In Virginia, the state’s new speaker of the House of Delegates, S. Vance Wilkins, a Republican, is off to a good start. He wants $40 million to purchase tracts of land that could add up to 600,000 acres of open space over the next seven years …

In San Francisco, mamas better not let their babies grow up to be cowboys. The city’s Animal Control and Welfare Commission last week banned rodeo events from steer-wrestling to greased-pig contests, saying they are cruel to animals

The city of Phoenix achieved a dubious landmark last week: Officials paved over the last city-owned dirt road. Why? To remove every last possible source of particulate pollution, otherwise known as dust …
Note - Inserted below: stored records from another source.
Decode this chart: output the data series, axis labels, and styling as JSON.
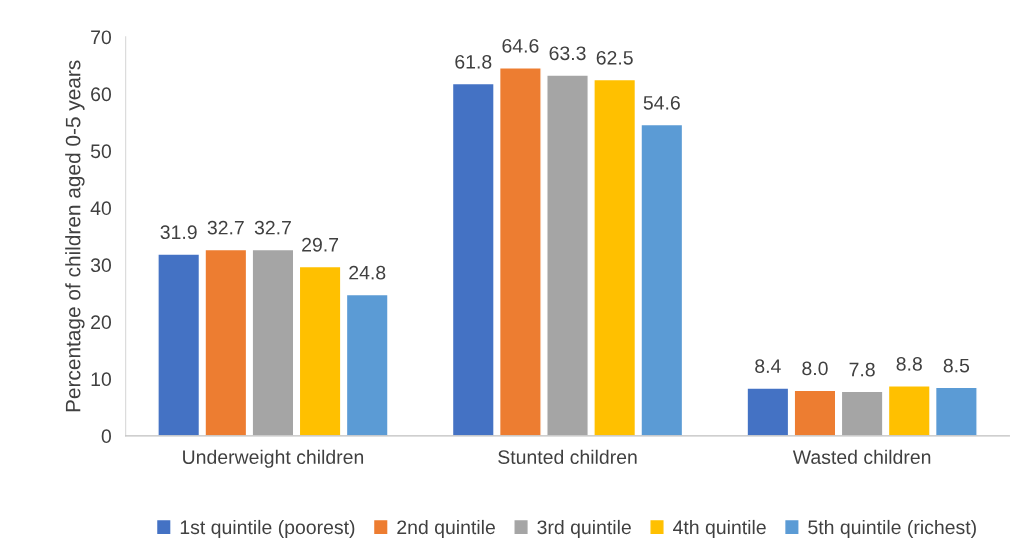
{
  "chart_data": {
    "type": "bar",
    "ylabel": "Percentage of children aged 0-5 years",
    "categories": [
      "Underweight children",
      "Stunted children",
      "Wasted children"
    ],
    "series": [
      {
        "name": "1st quintile (poorest)",
        "color": "#4472c4",
        "values": [
          31.9,
          61.8,
          8.4
        ],
        "value_labels": [
          "31.9",
          "61.8",
          "8.4"
        ]
      },
      {
        "name": "2nd quintile",
        "color": "#ed7d31",
        "values": [
          32.7,
          64.6,
          8.0
        ],
        "value_labels": [
          "32.7",
          "64.6",
          "8.0"
        ]
      },
      {
        "name": "3rd quintile",
        "color": "#a5a5a5",
        "values": [
          32.7,
          63.3,
          7.8
        ],
        "value_labels": [
          "32.7",
          "63.3",
          "7.8"
        ]
      },
      {
        "name": "4th quintile",
        "color": "#ffc000",
        "values": [
          29.7,
          62.5,
          8.8
        ],
        "value_labels": [
          "29.7",
          "62.5",
          "8.8"
        ]
      },
      {
        "name": "5th quintile (richest)",
        "color": "#5b9bd5",
        "values": [
          24.8,
          54.6,
          8.5
        ],
        "value_labels": [
          "24.8",
          "54.6",
          "8.5"
        ]
      }
    ],
    "ylim": [
      0,
      70
    ],
    "yticks": [
      0,
      10,
      20,
      30,
      40,
      50,
      60,
      70
    ],
    "grid": false,
    "legend": "bottom"
  }
}
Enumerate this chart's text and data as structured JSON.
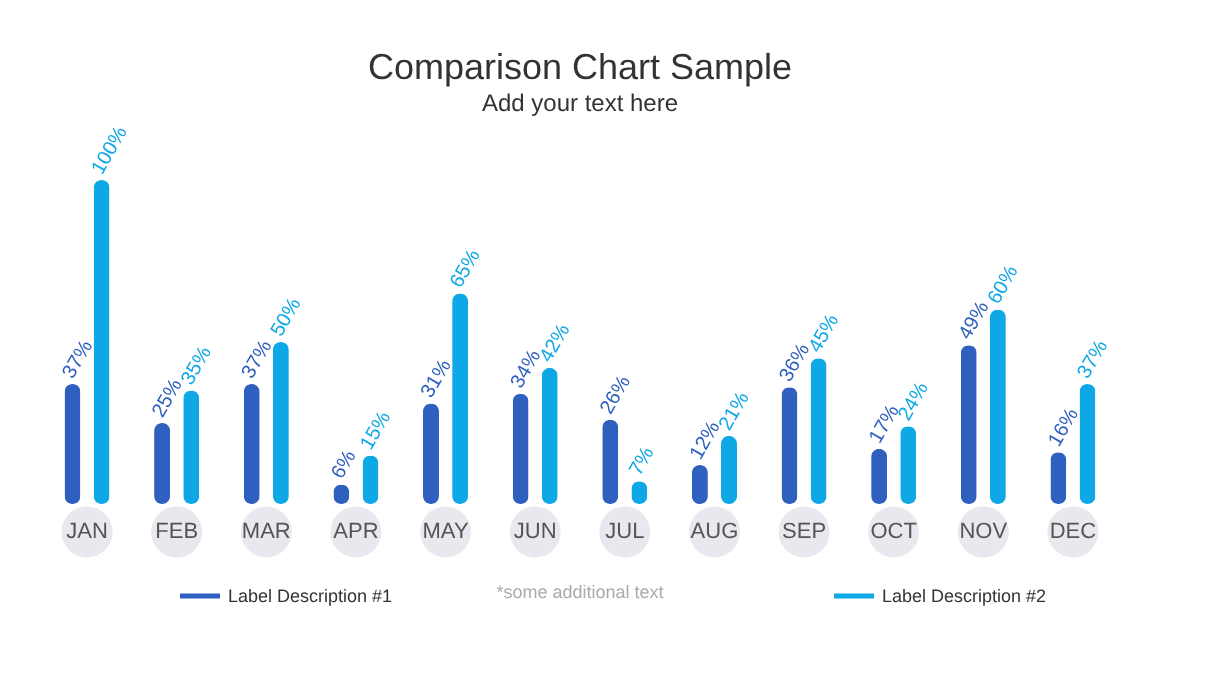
{
  "chart_data": {
    "type": "bar",
    "title": "Comparison Chart Sample",
    "subtitle": "Add your text here",
    "categories": [
      "JAN",
      "FEB",
      "MAR",
      "APR",
      "MAY",
      "JUN",
      "JUL",
      "AUG",
      "SEP",
      "OCT",
      "NOV",
      "DEC"
    ],
    "series": [
      {
        "name": "Label Description #1",
        "color": "#2f5fbf",
        "values": [
          37,
          25,
          37,
          6,
          31,
          34,
          26,
          12,
          36,
          17,
          49,
          16
        ],
        "value_labels": [
          "37%",
          "25%",
          "37%",
          "6%",
          "31%",
          "34%",
          "26%",
          "12%",
          "36%",
          "17%",
          "49%",
          "16%"
        ]
      },
      {
        "name": "Label Description #2",
        "color": "#0fa8e6",
        "values": [
          100,
          35,
          50,
          15,
          65,
          42,
          7,
          21,
          45,
          24,
          60,
          37
        ],
        "value_labels": [
          "100%",
          "35%",
          "50%",
          "15%",
          "65%",
          "42%",
          "7%",
          "21%",
          "45%",
          "24%",
          "60%",
          "37%"
        ]
      }
    ],
    "ylim": [
      0,
      100
    ],
    "grid": false,
    "legend": "bottom",
    "annotations": [
      "*some additional text"
    ]
  }
}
Polish artist Tomek has left on his world tour called “The Long March of the Jeans” during which he intends to bury his ceramic jeans sculptures on every continent. He began in China, where he put 369 pairs in the ground. Next stop, Africa

Our Creature Feature this week comes to us from Bangladesh, where you’d better go soon if you want to see one of the last Royal Bengal tigers. According to a recent count, just 350 of the huge, majestic tigers remain, less than half of what roamed the bush in 1995, according to a report at the Global Tiger Forum in Bangladesh last week.

The problem is poachers, who kill the tigers for their skin and for other parts used in medicine in Southeast Asia.